Invisible Technology and AI: The Future of Scaling Virtual Care
Kent Dicks, CEO of Life365, shares how artificial intelligence (AI), “invisible technology,” and smarter reimbursement models can overcome barriers to virtual care and remote patient monitoring, transforming health care into a more proactive, cost-effective system.
Kent Dicks: My name is Kent Dicks, and I'm CEO of Life365. This is my third company, and the second in digital health. I've worked in digital health for about 20 years. I am a major patent holder for this company and my previous company on wearable technology and artificial intelligence (AI) technology, and I was a graduate of Arizona State University in computer science.
What are some of the most significant barriers to large-scale adoption of virtual care and remote patient monitoring (RPM) technologies, and how do you address them?
Dicks: I think a major industry problem has been reimbursement. Even now that reimbursement is starting to become more prolific, alignment of risk for patients is still an issue. Providers are increasingly subject to risk models and value-based care models. This means they need to start managing populations cost-effectively and proactively. They also need to engage patients, get early insights from patients, and get data cost-effectively.
[Data collection] is a very problematic issue for most health care systems, which causes a problem in scaling. There are a lot of RPM companies out there that think about deploying scales, blood pressure monitors, pulse oximeters, glucose monitors—anything that's needed to try to get a patient reading at home and compliant. But there are issues and headwinds that are also causing problems under the value-based models. People are getting older, they're getting sicker. When I started in this industry, health care costs were approximately $2.5 trillion dollars in health care spend per year. In 2027, we are going to probably be up to $6 trillion. When I started, about 60% of people 65 or older had one or more chronic diseases. Now, it's close to 80%.
The number of care providers in the industry is really going down, too. We don’t have enough care providers for this aging population that's getting sicker and more costly. Technology is going to play a really important role going forward.
Looking back, what have been the accelerants along the way in previous industries necessary to create a trillion-dollar invention that's out there? The personal computer rocketed the applications as they were developed. The internet has rocketed applications and consumerism. The smartphone is another example. What is that thing that's going to start changing health care? The answer is AI. We can talk about AI today and come back in 2 months to find the landscape has almost completely changed.
AI is going to play an important role in bridging gaps to gather more insights into care for patients. Instead of waiting for a patient to get sick, go to the emergency room, and be admitted to the hospital, we want to start getting data in advance, run it through AI, and start doing what I call the 5 P’s: proactive, preventative, predictable, personalized, and prioritized care.
What is invisible technology, and what does that look like in practice for both clinicians and patients, particularly older adults?

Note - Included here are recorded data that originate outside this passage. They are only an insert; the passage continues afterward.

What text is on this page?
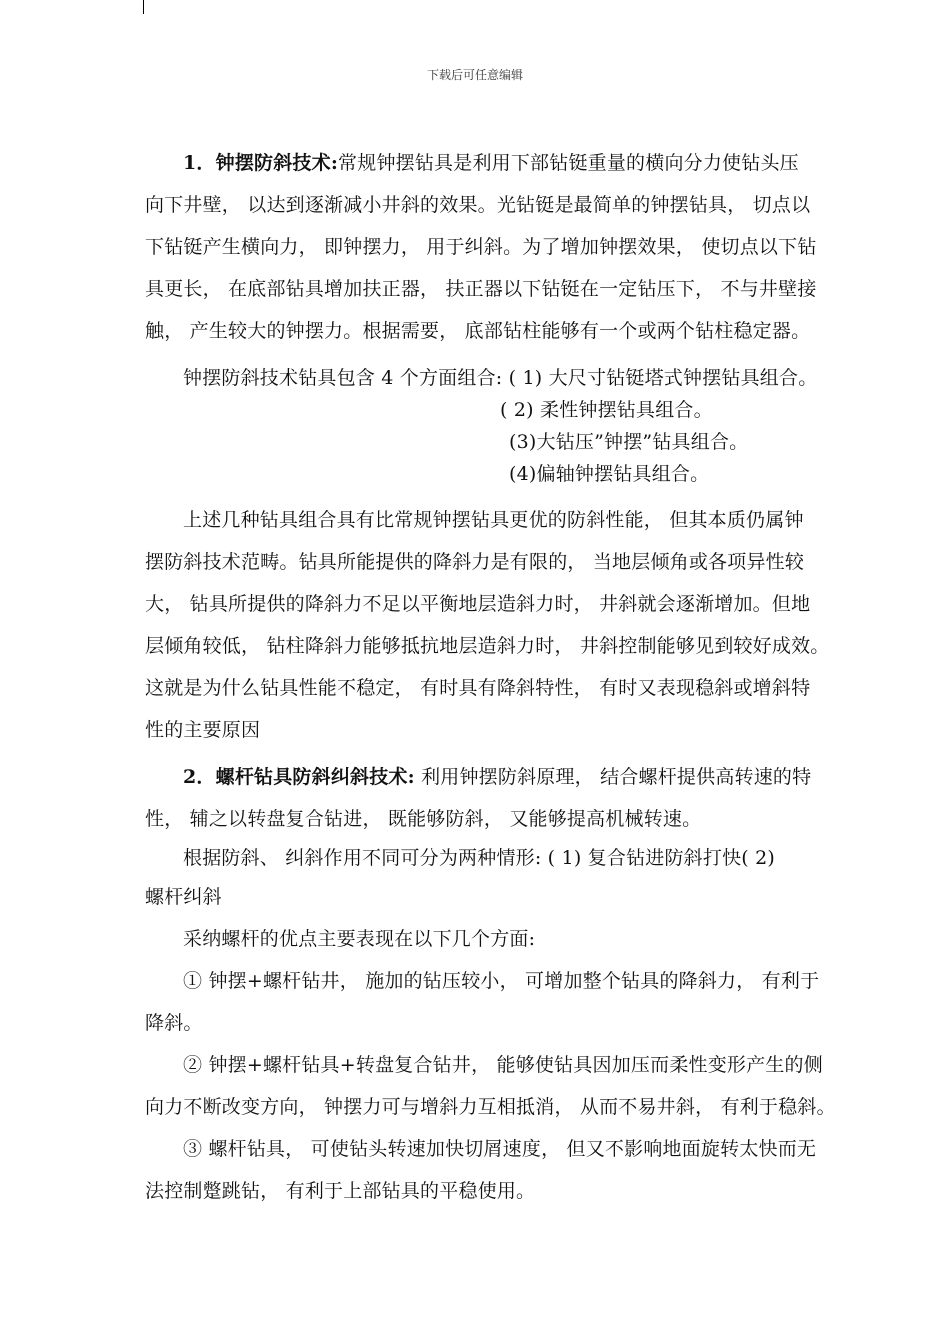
下载后可任意编辑
1．钟摆防斜技术:常规钟摆钻具是利用下部钻铤重量的横向分力使钻头压
向下井壁， 以达到逐渐减小井斜的效果。光钻铤是最简单的钟摆钻具， 切点以
下钻铤产生横向力， 即钟摆力， 用于纠斜。为了增加钟摆效果， 使切点以下钻
具更长， 在底部钻具增加扶正器， 扶正器以下钻铤在一定钻压下， 不与井壁接
触， 产生较大的钟摆力。根据需要， 底部钻柱能够有一个或两个钻柱稳定器。
钟摆防斜技术钻具包含 4 个方面组合: ( 1) 大尺寸钻铤塔式钟摆钻具组合。
( 2) 柔性钟摆钻具组合。
(3)大钻压”钟摆”钻具组合。
(4)偏轴钟摆钻具组合。
上述几种钻具组合具有比常规钟摆钻具更优的防斜性能， 但其本质仍属钟
摆防斜技术范畴。钻具所能提供的降斜力是有限的， 当地层倾角或各项异性较
大， 钻具所提供的降斜力不足以平衡地层造斜力时， 井斜就会逐渐增加。但地
层倾角较低， 钻柱降斜力能够抵抗地层造斜力时， 井斜控制能够见到较好成效。
这就是为什么钻具性能不稳定， 有时具有降斜特性， 有时又表现稳斜或增斜特
性的主要原因
2．螺杆钻具防斜纠斜技术: 利用钟摆防斜原理， 结合螺杆提供高转速的特
性， 辅之以转盘复合钻进， 既能够防斜， 又能够提高机械转速。
根据防斜、 纠斜作用不同可分为两种情形: ( 1) 复合钻进防斜打快( 2)
螺杆纠斜
采纳螺杆的优点主要表现在以下几个方面:
① 钟摆+螺杆钻井， 施加的钻压较小， 可增加整个钻具的降斜力， 有利于
降斜。
② 钟摆+螺杆钻具+转盘复合钻井， 能够使钻具因加压而柔性变形产生的侧
向力不断改变方向， 钟摆力可与增斜力互相抵消， 从而不易井斜， 有利于稳斜。
③ 螺杆钻具， 可使钻头转速加快切屑速度， 但又不影响地面旋转太快而无
法控制蹩跳钻， 有利于上部钻具的平稳使用。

Dicks: For solutions to get adopted by clinicians, it must be in their own clinical workflow and be somewhat seamless. Clinicians should be able to go into their electronic health record (EHR) and say, “I'm ordering Kent Dicks to be connected.” What they don't need is to say, “I'm putting Kent Dicks into RPM, then I need an assistant to order the devices and monitor and engage with the patient, and another person to handle billing.”
Unfortunately, many RPM companies have the approach that they're delivering technology to the doorstep of the doctor and having the doctor choose how it is deployed. It can't be that way. Part of the invisibility of invisible technology is that it must be seamless in their clinical workflow.
The other part of it is being proactive and predictable. We want to go from reactive care, where a lot of the RPM companies are, into proactive care. Part of that means moving into a class of patients who are not spending quite that much on health care dollars yet. But we can try to get that data for AI to get early insights from things that are already around the patient, almost device-less. Just like the interaction you and I are having right now. We can use the camera on this call to potentially collect some physiological or biometric data. We can use the microphone to get indications from voice biomarkers. In fact, we have a great partner, Canary Speech, who works with us at Microsoft to try to get indications of what needs a patient's attention.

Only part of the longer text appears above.